NEW ORLEANS (AP) — A costumed club dressed as King Arthur's knights paraded through New Orleans' crowded streets Tuesday in what has become the city's unofficial opening of Mardi Gras.
Mardi Gras, or Fat Tuesday, is the raucous end to the pre-Lenten Carnival season, with 12 days of parades, parties, drinking and lots of near-nudity in the city's famed French Quarter.
Several members of the Half-Fast Walking Club, whose parade opens the celebration, wiped sweat from their foreheads in unusually warm, muggy weather.
"Oh, I'm feeling fine. You always feel fine on Mardi Gras," the club's leader, 77-year-old Pete Fountain, said.

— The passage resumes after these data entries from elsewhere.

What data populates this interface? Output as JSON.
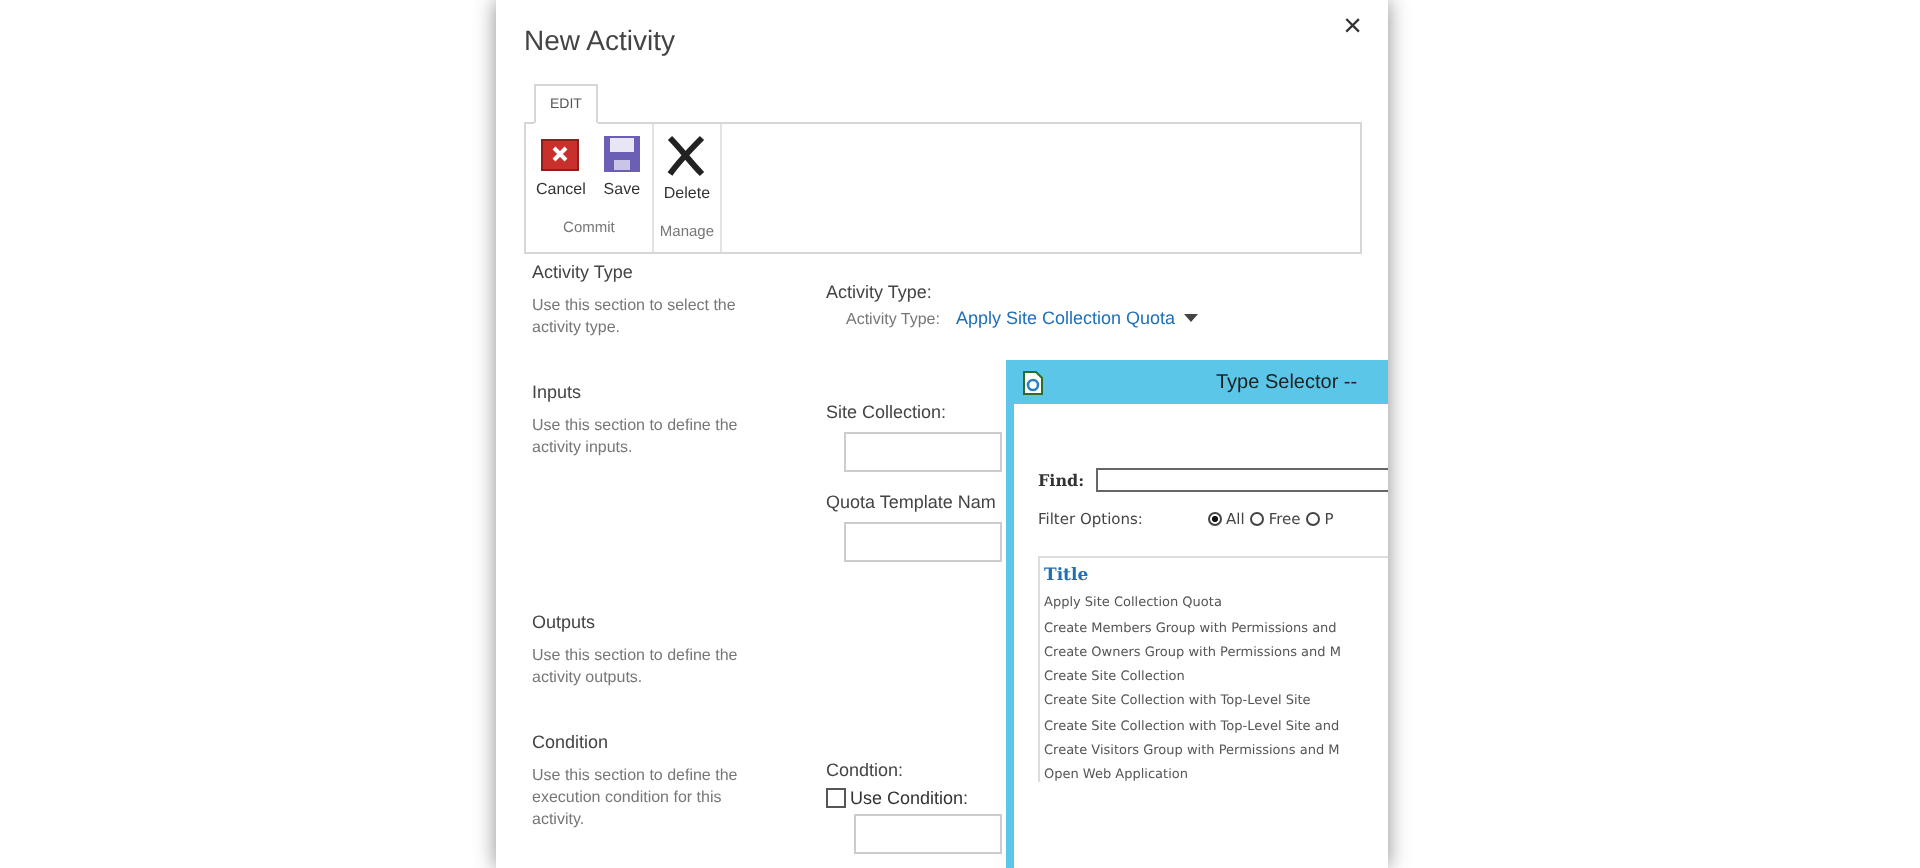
{
  "dialog": {
    "title": "New Activity",
    "close": "×"
  },
  "ribbon": {
    "tabs": [
      {
        "label": "EDIT",
        "selected": true
      }
    ],
    "groups": [
      {
        "label": "Commit",
        "buttons": [
          {
            "kind": "cancel",
            "label": "Cancel"
          },
          {
            "kind": "save",
            "label": "Save"
          }
        ]
      },
      {
        "label": "Manage",
        "buttons": [
          {
            "kind": "delete",
            "label": "Delete"
          }
        ]
      }
    ]
  },
  "sections": [
    {
      "title": "Activity Type",
      "description": "Use this section to select the activity type.",
      "fields": [
        {
          "kind": "select",
          "label": "Activity Type:",
          "sublabel": "Activity Type:",
          "value": "Apply Site Collection Quota"
        }
      ]
    },
    {
      "title": "Inputs",
      "description": "Use this section to define the activity inputs.",
      "fields": [
        {
          "kind": "text",
          "label": "Site Collection:"
        },
        {
          "kind": "text",
          "label": "Quota Template Nam"
        }
      ]
    },
    {
      "title": "Outputs",
      "description": "Use this section to define the activity outputs."
    },
    {
      "title": "Condition",
      "description": "Use this section to define the execution condition for this activity.",
      "fields": [
        {
          "kind": "checkbox",
          "label": "Condtion:",
          "checkbox_label": "Use Condition:",
          "checked": false
        }
      ]
    }
  ],
  "type_selector": {
    "title": "Type Selector --",
    "find_label": "Find:",
    "filter_label": "Filter Options:",
    "filters": [
      {
        "label": "All",
        "selected": true
      },
      {
        "label": "Free",
        "selected": false
      },
      {
        "label": "P",
        "selected": false
      }
    ],
    "column": "Title",
    "items": [
      "Apply Site Collection Quota",
      "Create Members Group with Permissions and",
      "Create Owners Group with Permissions and M",
      "Create Site Collection",
      "Create Site Collection with Top-Level Site",
      "Create Site Collection with Top-Level Site and",
      "Create Visitors Group with Permissions and M",
      "Open Web Application"
    ]
  }
}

New Orleans' celebration seems to have bounced back strongly since Hurricane Katrina flooded more than 80 percent of the city in 2005. Before Katrina, Mardi Gras crowd estimates hovered around 1 million, but the crowd reached about 800,000 last year.
Near dawn Tuesday, crowds started forming in the Quarter, and some people had not slept after Monday night's reveling. Police reported no unusual incidents.
While many Americans cast ballots in party primaries in nearly two dozen states, the presidential race inspired some revelers to don costumes with political themes. Kim Disselliss, 49, simply taped a sign to her back that depicted Sen. Hillary Rodham Clinton dressed up as George Washington and read, "Monica Lewinsky's X-Boyfriend's Wife for President. 2 for 1 Sale."
Meanwhile, the Black community's oldest parade, Zulu, headed for its starting point with 1,200 riders on 27 gaily decorated trucks, called floats. It would be followed by the massive Rex parade, along with hundreds of floats, many created by families and neighborhood Carnival clubs.
Police expected the last floats would not reach the end of the parade routes until late afternoon.
In Cajun country in southern Louisiana, hundreds of costumed riders on horseback or in pickup trucks set out on their annual Courir du Mardi Gras, a town-to-town celebration.
"It's just heritage. It's Louisiana. We're crazy," said Courir participant Cody Granger, 24.
The New Orleans celebration has been marred this year by shootings that have injured eight people.
Police said 1,100 officers, state troopers and National Guardsmen have been positioned along parade routes since the season began.
Police declined to project the size of Tuesday's crowd in New Orleans, but the city's hotel association said occupancy in the area's 32,000 hotel rooms should exceed 90 percent for the long weekend that ends on Ash Wednesday.